Follow-up: How would you prevent race conditions between CF and Terraform apply?
Post-migration to Terraform, your organization wants to prevent regression: make sure CF (deprecated) doesn't get accidentally modified. CF templates are in git but should be read-only. How do you enforce this?
Enforce migration to Terraform and prevent CF regression: 1) Git branch protection: CF template files in `cloudformation/` directory are read-only.
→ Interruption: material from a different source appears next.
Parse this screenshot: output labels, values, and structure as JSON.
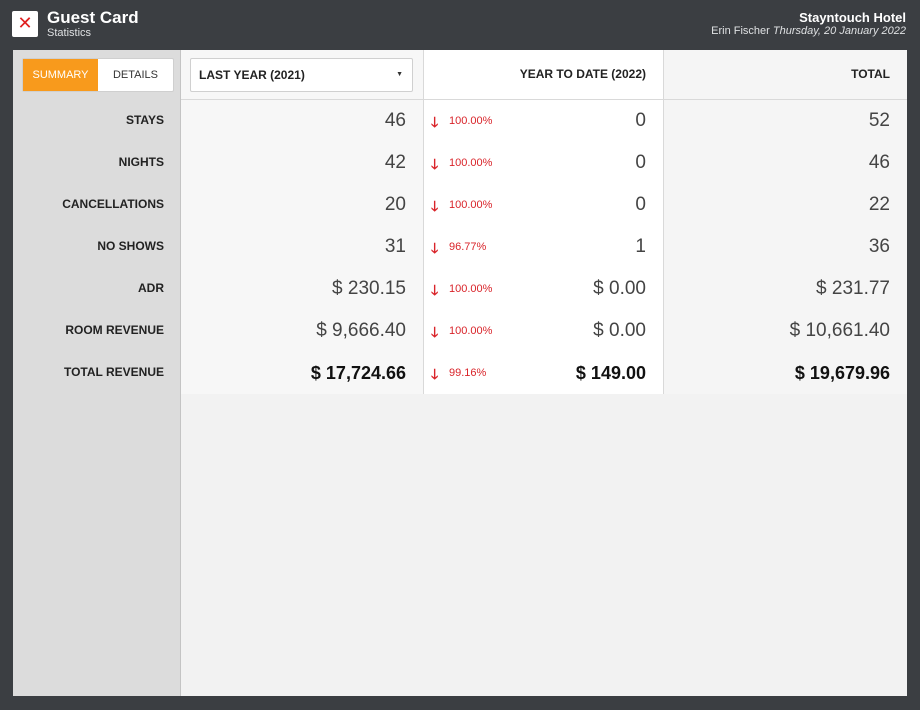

GitHub branch protection rule: no one can modify CF files on main branch. 2) PR checks: if PR modifies CF file, CI rejects: `if git diff --name-only | grep cloudformation/; then exit 1; fi`. 3) Deprecation warnings: add comments to CF templates: `# DEPRECATED: This stack has been migrated to Terraform. See terraform/prod/ for current source of truth`. 4) Archive: move CF templates to `deprecated/cloudformation/` to signal they're archived. 5) DNS/documentation: update runbooks. Point to Terraform docs instead of CF. 6) Team training: show team how to make infrastructure changes via Terraform, not CF. Discourage CF usage. 7) Audit: monitor CF stack updates. CloudTrail alert if anyone modifies CF stacks. Review weekly. 8) Automated cleanup: after 12 weeks post-migration, delete old CF stacks from AWS (after validating TF replacements working). 9) Capability lock: for 6 months, disable CF updates via IAM policy (only allow read). After 6 months, fully delete permissions. 10) Incident review: if someone accidentally modified CF, discuss why. Improve process.
Follow-up: How would you handle emergency CF updates if they're needed during deprecation period?
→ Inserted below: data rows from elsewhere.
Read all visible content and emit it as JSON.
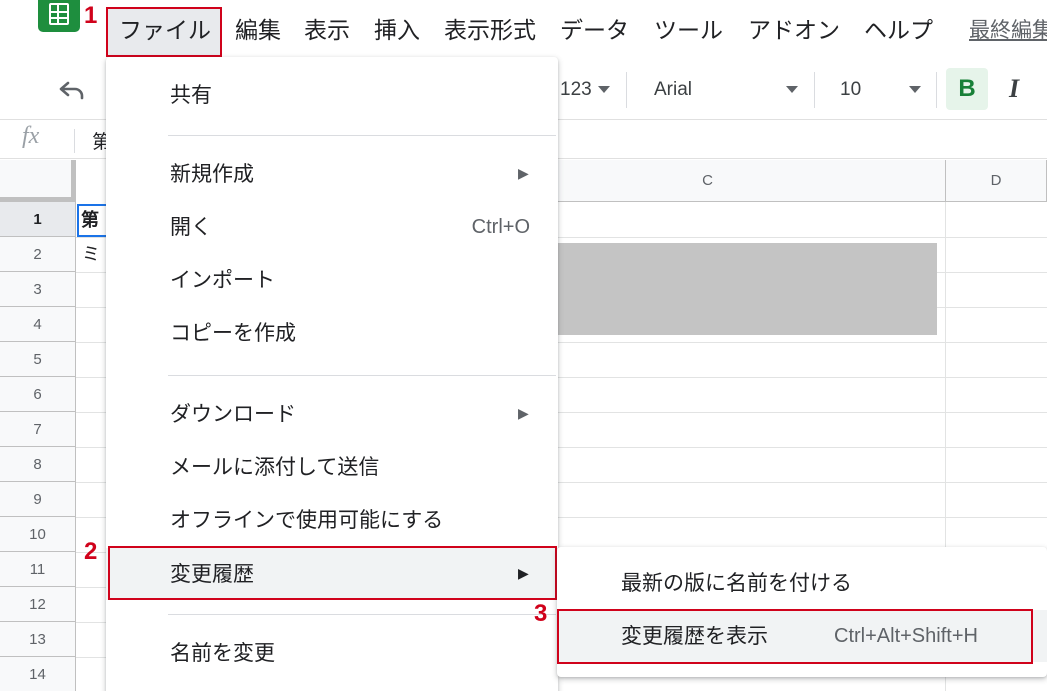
{
  "menubar": {
    "logo": "sheets-logo-icon",
    "items": [
      "ファイル",
      "編集",
      "表示",
      "挿入",
      "表示形式",
      "データ",
      "ツール",
      "アドオン",
      "ヘルプ"
    ],
    "last_edit": "最終編集"
  },
  "steps": {
    "one": "1",
    "two": "2",
    "three": "3"
  },
  "toolbar": {
    "undo_icon": "undo-icon",
    "number_format": "123",
    "font": "Arial",
    "font_size": "10",
    "bold": "B",
    "italic": "I"
  },
  "formula_bar": {
    "fx": "fx",
    "value": "第"
  },
  "grid": {
    "columns": [
      "C",
      "D"
    ],
    "rows": [
      "1",
      "2",
      "3",
      "4",
      "5",
      "6",
      "7",
      "8",
      "9",
      "10",
      "11",
      "12",
      "13",
      "14"
    ],
    "a1": "第",
    "a2": "ミ"
  },
  "file_menu": {
    "share": "共有",
    "new": "新規作成",
    "open": "開く",
    "open_shortcut": "Ctrl+O",
    "import": "インポート",
    "make_copy": "コピーを作成",
    "download": "ダウンロード",
    "email_attachment": "メールに添付して送信",
    "offline": "オフラインで使用可能にする",
    "version_history": "変更履歴",
    "rename": "名前を変更",
    "submenu_arrow": "▶"
  },
  "version_submenu": {
    "name_version": "最新の版に名前を付ける",
    "see_history": "変更履歴を表示",
    "see_history_shortcut": "Ctrl+Alt+Shift+H"
  },
  "colors": {
    "accent_red": "#d0021b",
    "sheets_green": "#1e8e3e",
    "selection_blue": "#1a73e8"
  }
}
CloudFormation stack update fails mid-way due to API error. Stack enters UPDATE_ROLLBACK_FAILED state. Resources partially updated. Migrating this stack to Terraform is now risky. How do you handle?
Recover failed CF stack before migration: 1) Investigate failure: CloudFormation events show which resource failed. Review CloudTrail for API error. 2) Manual fix: if resource creation failed, create manually in AWS. Retry CF update: `aws cloudformation update-stack --stack-name prod ...`. 3) Continue rollback: if update hopeless, force rollback: `aws cloudformation continue-update-rollback --stack-name prod`. Rolls back all changes from failed update. 4) Cleanup: manually delete stuck resources if necessary. 5) Validate state: compare CF template vs AWS resources. Are they consistent? 6) Once stable: migrate to Terraform. Import resources. 7) Alternative: if CF stack too broken, start fresh: delete CF stack (after backing up state), create via Terraform. Use state import for existing resources. 8) Prevention: CF drift detection (AWS Config) alerts on stack divergence. Monitor regularly. 9) Post-migration: Terraform handles partial updates better (idempotent applies). Reduces stuck states. 10) Incident review: what caused CF failure? Network issue? API limit? Improve process.
Follow-up: How would you ensure Terraform handles the recovery scenario more gracefully?